Орлов не участвовал в общем маскараде. Он стоял в проходе, прислонившись плечом к оконной раме, и смотрел туда же, куда и Алина, но она знала, что он не видит ни сосен, ни дач. Его взгляд был обращен внутрь. За последние дни он изменился. Исчезла привычная ленивая ирония, уступив место чему-то более тяжелому, похожему на усталость металла. Он больше не взрывался на репетициях, не кричал на Павла. Вместо этого он добивался своего с холодной, изматывающей методичностью, заставляя их повторять один и тот же пассаж десятки раз, пока звук не приобретал нужную ему степень отчаяния или горечи. Он препарировал музыку, и это было мучительнее любых скандалов. Он словно потерял веру в то, что слова и ноты могут что-то исправить, и теперь полагался лишь на голую, выверенную технику боли.

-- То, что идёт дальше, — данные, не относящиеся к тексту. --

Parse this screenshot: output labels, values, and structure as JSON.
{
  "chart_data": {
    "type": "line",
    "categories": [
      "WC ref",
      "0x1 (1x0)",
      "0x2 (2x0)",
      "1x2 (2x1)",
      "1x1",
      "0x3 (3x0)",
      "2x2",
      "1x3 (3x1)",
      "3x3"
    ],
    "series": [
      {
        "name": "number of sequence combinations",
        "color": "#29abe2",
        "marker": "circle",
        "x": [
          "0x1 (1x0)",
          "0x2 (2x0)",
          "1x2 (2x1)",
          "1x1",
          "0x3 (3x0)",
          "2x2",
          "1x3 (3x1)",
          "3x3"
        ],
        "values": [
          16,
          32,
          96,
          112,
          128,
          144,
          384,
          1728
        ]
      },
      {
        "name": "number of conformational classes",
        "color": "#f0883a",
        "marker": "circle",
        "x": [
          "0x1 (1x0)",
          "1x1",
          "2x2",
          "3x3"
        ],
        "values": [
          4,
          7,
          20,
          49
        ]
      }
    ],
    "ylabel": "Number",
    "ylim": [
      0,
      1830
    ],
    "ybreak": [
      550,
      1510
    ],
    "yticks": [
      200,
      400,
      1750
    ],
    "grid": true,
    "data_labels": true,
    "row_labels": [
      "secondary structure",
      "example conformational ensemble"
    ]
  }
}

Концертный зал «Дзинтари» был деревянным, открытым всем ветрам. Сквозь решетчатые стены пробивался вечерний свет, смешиваясь с резким светом софитов и создавая на сцене причудливые узоры. Пахло морем и нагретым деревом. Зал был полон. Курортная публика, расслабленная солнцем и рижским бальзамом, принимала их восторженно. Они хотели простых мелодий, красивых слов о любви и осени, хотели забыться на полтора часа под знакомые ритмы. И «Орион» давал им то, чего они хотели.

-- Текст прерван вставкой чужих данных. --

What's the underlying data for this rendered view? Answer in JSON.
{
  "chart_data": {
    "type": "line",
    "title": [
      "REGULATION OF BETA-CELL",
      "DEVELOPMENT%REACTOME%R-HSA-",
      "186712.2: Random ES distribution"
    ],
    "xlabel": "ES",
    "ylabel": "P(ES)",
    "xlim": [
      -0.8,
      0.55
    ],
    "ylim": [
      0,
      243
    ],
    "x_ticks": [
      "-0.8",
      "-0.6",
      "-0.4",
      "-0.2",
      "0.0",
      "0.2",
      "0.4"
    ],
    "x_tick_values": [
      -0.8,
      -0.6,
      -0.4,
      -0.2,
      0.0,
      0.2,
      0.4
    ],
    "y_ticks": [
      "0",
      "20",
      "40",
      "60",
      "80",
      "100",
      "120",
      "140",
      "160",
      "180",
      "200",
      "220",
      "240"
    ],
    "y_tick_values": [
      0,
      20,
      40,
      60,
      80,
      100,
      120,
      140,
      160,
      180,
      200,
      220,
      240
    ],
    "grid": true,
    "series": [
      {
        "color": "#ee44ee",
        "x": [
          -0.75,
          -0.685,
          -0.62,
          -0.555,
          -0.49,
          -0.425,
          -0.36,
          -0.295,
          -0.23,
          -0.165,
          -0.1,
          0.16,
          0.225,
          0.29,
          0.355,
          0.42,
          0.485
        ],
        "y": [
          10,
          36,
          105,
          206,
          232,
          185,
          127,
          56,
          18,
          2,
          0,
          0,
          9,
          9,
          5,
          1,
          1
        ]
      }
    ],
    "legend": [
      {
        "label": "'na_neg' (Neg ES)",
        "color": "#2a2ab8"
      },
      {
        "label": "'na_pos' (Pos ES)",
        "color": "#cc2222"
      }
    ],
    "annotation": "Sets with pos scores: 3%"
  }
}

Алина сидела за своим электрическим пианино, ее пальцы бегали по клавишам с безупречной точностью. Она была частью механизма, винтиком в машине по производству легкой грусти. Но сегодня она впервые слушала то, что они играют, по-настоящему. Она слышала ложь. Не ту ложь, о которой говорил Орлов, когда клеймил Павла. Другую. Системную, въевшуюся в саму ткань их музыки. Песни, которые когда-то, на пластинке, казались ей исполненными скрытых смыслов, здесь, на сцене, перед лицом этой беззаботной толпы, превращались в свою противоположность. Баллада о белом теплоходе, ждущем у причала, из метафоры несбывшейся надежды становилась сентиментальным шлягером для танцплощадки. Слова о тумане, скрывающем дороги, теряли свою тревожную многозначность, превращаясь в красивый поэтический образ. Музыка работала, как обезболивающее. Она не будила, а усыпляла.
Она посмотрела на Орлова. Он стоял у микрофона, закрыв глаза. Он пел. И это было самое странное. Он не отстранялся от текста, не пел с иронией. Он вкладывал в эти пустые, выхолощенные худсоветами строки всю свою нерастраченную ярость и тоску. Он наполнял их собственной кровью. И происходило чудо. Фальшивая по своей сути песня вдруг начинала звучать правдиво. Он пел о любви, а в голосе слышалась боль от предательства. Он пел об осеннем дожде, а казалось, что он говорит о невозможности дышать. Он брал ложь и силой своего таланта превращал ее в исповедь. Но Алина, с ее абсолютным слухом на фальшь, понимала, чего ему это стоит. Это было похоже на попытку реанимировать покойника. Он заставлял мертвое сердце биться, но оно оставалось мертвым. И публика, аплодировавшая ему, аплодировала не его боли, а красивой иллюзии жизни.